Plus tard, la Légion étrangère, engagée sur d'autres théâtres d'opérations, en France, en Extrême-Orient, dans l'océan Indien, rappelle fièrement la ferme détermination des soixante-deux légionnaires de Camarón, et décide de choisir le 30 avril comme jour férié annuel et célébration solennelle de son Corps. Peu à peu, à l'expiration de leurs contrats, les légionnaires retournent dans leur pays d'origine, dans toutes les parties du monde, emportant avec eux l'histoire du combat, celle de "l'exploit de Camérone", qui devient progressivement et imperceptiblement une légende.

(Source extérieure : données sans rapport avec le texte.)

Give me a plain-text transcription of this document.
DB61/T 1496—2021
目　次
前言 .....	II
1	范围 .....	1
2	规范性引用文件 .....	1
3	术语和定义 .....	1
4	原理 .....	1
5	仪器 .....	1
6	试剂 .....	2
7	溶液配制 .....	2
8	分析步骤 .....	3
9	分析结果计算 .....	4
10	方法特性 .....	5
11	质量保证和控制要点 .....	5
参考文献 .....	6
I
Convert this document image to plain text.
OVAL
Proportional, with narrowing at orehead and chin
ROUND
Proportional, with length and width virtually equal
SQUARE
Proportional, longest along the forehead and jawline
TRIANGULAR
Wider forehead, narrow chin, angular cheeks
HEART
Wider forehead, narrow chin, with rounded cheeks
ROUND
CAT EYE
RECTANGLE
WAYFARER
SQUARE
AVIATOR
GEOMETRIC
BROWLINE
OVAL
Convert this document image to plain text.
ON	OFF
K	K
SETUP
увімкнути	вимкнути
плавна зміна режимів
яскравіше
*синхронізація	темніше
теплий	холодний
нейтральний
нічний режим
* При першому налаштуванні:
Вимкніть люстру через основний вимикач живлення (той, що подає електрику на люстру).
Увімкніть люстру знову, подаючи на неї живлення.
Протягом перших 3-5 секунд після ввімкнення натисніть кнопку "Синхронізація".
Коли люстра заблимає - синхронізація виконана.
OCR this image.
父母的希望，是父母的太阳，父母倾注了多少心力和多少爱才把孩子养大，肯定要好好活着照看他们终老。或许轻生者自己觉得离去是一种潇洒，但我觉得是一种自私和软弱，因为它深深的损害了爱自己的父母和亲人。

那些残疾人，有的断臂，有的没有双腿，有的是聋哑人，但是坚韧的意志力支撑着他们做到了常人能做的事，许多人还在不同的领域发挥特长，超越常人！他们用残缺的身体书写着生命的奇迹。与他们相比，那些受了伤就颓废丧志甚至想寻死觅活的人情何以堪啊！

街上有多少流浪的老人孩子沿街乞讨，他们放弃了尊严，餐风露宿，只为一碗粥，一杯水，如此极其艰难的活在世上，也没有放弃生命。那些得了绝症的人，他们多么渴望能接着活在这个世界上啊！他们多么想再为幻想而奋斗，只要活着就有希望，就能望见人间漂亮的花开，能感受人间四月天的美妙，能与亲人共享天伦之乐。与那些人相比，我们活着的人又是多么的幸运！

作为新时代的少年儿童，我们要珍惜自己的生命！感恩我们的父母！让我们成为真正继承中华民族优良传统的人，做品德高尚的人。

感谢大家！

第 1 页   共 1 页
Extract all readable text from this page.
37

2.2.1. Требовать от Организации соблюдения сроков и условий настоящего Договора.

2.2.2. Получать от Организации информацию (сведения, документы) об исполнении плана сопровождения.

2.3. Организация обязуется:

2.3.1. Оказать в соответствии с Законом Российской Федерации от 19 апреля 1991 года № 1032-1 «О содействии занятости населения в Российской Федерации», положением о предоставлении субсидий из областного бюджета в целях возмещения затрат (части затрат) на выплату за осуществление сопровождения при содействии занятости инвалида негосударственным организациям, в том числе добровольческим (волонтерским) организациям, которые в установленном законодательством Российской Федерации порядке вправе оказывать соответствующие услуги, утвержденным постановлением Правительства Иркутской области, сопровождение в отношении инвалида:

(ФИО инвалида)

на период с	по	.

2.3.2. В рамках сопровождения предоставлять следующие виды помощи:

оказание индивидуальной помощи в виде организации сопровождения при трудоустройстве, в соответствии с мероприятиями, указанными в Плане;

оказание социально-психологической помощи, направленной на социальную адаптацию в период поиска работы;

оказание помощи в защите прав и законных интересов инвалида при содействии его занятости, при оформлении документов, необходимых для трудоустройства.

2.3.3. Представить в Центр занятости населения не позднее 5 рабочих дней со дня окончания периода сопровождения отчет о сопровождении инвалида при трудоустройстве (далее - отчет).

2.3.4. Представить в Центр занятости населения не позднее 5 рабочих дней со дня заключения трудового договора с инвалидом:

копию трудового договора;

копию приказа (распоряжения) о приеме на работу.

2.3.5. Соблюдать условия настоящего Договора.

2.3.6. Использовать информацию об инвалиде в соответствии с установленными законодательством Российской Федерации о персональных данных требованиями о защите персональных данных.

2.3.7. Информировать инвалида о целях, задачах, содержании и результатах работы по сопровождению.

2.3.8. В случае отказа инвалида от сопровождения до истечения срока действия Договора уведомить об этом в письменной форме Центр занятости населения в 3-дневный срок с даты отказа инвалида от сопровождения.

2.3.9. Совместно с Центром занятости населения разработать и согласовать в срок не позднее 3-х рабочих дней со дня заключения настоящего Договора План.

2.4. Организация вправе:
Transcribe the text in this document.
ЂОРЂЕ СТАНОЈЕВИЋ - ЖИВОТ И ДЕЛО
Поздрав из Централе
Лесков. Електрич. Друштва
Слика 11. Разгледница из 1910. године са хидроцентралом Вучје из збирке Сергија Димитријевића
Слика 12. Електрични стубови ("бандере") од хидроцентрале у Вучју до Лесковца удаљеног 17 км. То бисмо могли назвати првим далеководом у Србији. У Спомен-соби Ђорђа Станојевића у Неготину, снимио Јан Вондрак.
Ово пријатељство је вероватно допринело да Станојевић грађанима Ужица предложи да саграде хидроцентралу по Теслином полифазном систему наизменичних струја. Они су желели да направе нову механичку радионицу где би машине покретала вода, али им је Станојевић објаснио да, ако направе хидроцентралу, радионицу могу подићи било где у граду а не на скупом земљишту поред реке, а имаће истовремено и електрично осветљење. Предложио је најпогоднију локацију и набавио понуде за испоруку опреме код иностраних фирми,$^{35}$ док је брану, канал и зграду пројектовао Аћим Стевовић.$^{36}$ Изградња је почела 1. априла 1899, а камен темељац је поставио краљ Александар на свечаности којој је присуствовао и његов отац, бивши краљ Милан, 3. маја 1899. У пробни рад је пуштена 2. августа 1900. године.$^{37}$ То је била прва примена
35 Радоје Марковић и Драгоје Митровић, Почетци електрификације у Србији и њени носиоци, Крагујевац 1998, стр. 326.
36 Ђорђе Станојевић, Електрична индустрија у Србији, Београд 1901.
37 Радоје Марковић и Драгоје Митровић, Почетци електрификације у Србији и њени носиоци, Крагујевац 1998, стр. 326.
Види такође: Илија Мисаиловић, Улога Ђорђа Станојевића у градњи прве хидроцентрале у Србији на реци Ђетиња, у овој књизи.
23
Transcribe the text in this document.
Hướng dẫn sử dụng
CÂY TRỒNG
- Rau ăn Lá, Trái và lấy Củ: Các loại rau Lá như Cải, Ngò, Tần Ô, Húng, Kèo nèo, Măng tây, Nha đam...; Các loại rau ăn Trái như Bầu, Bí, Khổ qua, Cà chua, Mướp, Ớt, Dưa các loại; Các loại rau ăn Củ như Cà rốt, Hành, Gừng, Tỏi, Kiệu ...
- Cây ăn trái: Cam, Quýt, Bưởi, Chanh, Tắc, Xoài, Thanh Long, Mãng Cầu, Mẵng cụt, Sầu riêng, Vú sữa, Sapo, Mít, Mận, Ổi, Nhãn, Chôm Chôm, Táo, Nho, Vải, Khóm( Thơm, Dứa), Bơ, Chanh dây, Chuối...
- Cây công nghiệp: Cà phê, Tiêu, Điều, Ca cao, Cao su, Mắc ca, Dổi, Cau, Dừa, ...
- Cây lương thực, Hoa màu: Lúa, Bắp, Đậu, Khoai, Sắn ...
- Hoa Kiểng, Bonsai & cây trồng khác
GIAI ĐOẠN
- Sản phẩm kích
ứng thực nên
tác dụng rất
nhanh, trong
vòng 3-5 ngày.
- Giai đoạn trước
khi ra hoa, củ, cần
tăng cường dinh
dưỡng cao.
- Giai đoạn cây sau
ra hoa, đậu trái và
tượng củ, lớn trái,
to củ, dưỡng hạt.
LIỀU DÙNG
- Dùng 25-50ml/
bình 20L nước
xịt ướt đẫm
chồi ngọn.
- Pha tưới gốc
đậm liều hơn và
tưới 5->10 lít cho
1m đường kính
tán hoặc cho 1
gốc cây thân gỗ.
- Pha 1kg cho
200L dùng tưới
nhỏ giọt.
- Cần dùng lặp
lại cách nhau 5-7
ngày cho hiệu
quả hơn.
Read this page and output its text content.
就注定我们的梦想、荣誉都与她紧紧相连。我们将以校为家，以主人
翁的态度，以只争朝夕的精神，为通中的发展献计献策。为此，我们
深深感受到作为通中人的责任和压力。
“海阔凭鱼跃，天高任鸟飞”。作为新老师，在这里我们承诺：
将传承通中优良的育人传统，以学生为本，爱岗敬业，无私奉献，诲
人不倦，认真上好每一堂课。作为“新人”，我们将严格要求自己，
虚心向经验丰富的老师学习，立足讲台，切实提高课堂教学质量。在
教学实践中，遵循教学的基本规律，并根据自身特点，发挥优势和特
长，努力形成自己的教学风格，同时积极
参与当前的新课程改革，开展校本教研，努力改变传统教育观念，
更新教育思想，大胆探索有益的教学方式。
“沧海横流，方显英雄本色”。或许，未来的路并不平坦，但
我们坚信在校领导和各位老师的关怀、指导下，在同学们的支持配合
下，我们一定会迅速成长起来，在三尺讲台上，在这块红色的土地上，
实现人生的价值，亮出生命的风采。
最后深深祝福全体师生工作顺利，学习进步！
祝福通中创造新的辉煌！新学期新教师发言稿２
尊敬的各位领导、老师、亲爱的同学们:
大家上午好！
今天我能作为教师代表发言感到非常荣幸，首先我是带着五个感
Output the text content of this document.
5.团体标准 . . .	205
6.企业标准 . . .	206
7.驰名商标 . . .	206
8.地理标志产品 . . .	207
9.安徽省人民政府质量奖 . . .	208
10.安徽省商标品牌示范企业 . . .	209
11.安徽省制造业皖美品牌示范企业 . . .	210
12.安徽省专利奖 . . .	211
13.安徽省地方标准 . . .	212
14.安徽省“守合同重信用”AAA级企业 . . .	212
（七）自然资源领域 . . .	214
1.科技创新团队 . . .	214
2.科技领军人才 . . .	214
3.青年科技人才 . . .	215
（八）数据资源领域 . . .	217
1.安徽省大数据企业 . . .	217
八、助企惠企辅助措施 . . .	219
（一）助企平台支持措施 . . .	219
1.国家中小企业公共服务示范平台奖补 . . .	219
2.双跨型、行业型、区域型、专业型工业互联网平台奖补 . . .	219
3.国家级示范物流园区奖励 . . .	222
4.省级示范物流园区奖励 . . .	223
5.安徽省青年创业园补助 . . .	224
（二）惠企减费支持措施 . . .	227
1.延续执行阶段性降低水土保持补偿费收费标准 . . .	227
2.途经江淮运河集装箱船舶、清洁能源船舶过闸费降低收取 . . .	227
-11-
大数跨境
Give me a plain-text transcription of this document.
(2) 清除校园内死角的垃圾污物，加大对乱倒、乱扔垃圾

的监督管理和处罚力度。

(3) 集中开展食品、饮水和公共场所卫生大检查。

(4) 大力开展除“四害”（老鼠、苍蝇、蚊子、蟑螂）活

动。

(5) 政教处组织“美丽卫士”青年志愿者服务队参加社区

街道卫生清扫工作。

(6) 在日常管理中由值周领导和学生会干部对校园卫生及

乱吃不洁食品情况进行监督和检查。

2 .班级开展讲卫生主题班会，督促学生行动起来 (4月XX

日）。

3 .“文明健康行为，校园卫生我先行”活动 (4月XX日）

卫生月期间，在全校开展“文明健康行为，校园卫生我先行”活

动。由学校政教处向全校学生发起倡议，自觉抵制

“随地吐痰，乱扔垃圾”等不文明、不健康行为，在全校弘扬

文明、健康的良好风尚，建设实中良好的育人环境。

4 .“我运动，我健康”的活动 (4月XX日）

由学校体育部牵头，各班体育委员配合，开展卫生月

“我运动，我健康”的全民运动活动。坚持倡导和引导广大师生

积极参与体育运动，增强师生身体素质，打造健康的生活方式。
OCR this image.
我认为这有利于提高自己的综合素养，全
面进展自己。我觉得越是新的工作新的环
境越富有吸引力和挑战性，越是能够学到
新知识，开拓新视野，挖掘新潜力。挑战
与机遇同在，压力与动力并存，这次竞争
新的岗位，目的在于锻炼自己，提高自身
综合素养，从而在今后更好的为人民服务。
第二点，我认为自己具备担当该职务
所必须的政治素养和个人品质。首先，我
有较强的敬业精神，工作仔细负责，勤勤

Et c'est ainsi, le 30 avril de chaque année, parfois dans les coins les plus reculés de la Terre, et au Mexique aussi, que des ex-légionnaires se retrouvent, l'esprit pour un moment détaché des soucis matériels et des contingences quotidiennes, et ils se rassemblent avec ferveur et silence dans un rite sacré : celui de "Camérone", celui de la "Fidélité à la Mission", acceptation silencieuse de la consommation du sacrifice suprême... Et l'excitation des combats apaisés et des blessures cicatrisées, l'amitié de deux nations et de deux peuples refait surface et poursuit son développement harmonieux. Cependant, ce serait trop peu pour donner à « l'acte » de Camarón le caractère d'un fervent et commun hommage franco-mexicain à la mémoire de leurs héros. Cet hommage doit être partagé par tous les hommes, de tous les pays et de tous les temps, de l'âge de la flèche à l'âge interspatial, qui ont préféré perdre la vie plutôt que de céder à la force... préservant ainsi la vraie valeur de l'homme, pour la merveilleuse affirmation du triomphe irrésistible de l'esprit sur la matière.